交互式和非交互式
Python中的Visual EDA (Visual EDA in Python)
I like to learn about different tools and technologies that are available to accomplish a task. When I decided to explore data regarding COVID-19 (Coronavirus), I knew that I would want the ability to present visualizations interactively. After all, the Coronavirus pandemic is tracked, monitored, and reported daily, from all over the world. Data science and analysis projects that involve temporal data lend themselves well to interactive plotting and timeline animation.
我喜歡學習可用于完成任務的不同工具和技術。 當我決定探索有關COVID-19(冠狀病毒)的數據時,我知道我希望能夠以交互方式呈現可視化效果。 畢竟,每天跟蹤,監視和報告來自世界各地的冠狀病毒大流行。 涉及時間數據的數據科學和分析項目非常適合交互式繪圖和時間線動畫。
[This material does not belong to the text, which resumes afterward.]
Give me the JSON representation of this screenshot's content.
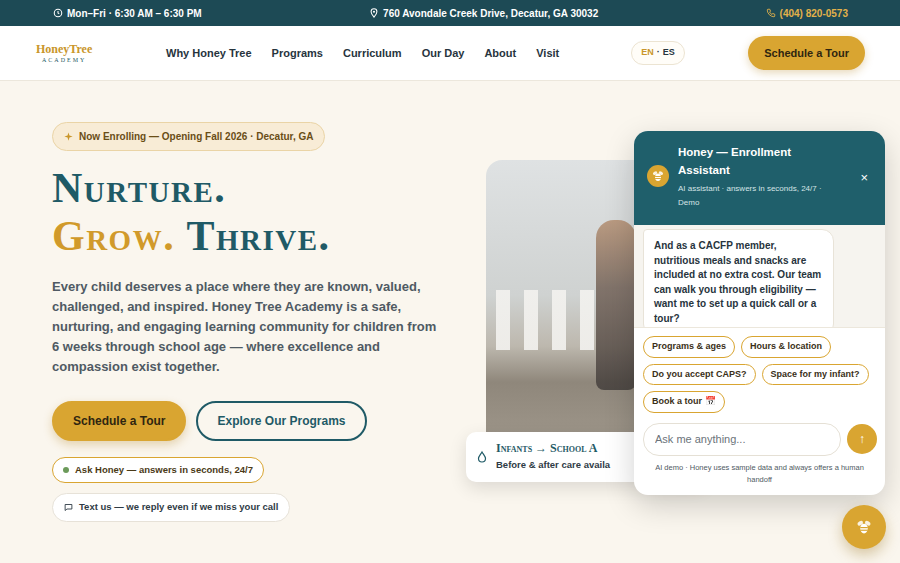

To support the desired interactive capabilities, notebooks for this project were composed in Deepnote, an online, Jupyter-style environment that enables the publishing of complete Python notebooks that retain interactive outputs. The Plotly Express library was used to produce interactive plot objects. Finally, the embedding of those individual visualizations in this article is made possible by the Datapane library for Python.
為了支持所需的交互功能,該項目的筆記本由Deepnote (一種在線Jupyter風格的環境)組成,可以發布保留交互輸出的完整Python筆記本。 Plotly Express庫用于生成交互式繪圖對象。 最后,通過Python的Datapane庫,可以在本文中嵌入這些單獨的可視化文件。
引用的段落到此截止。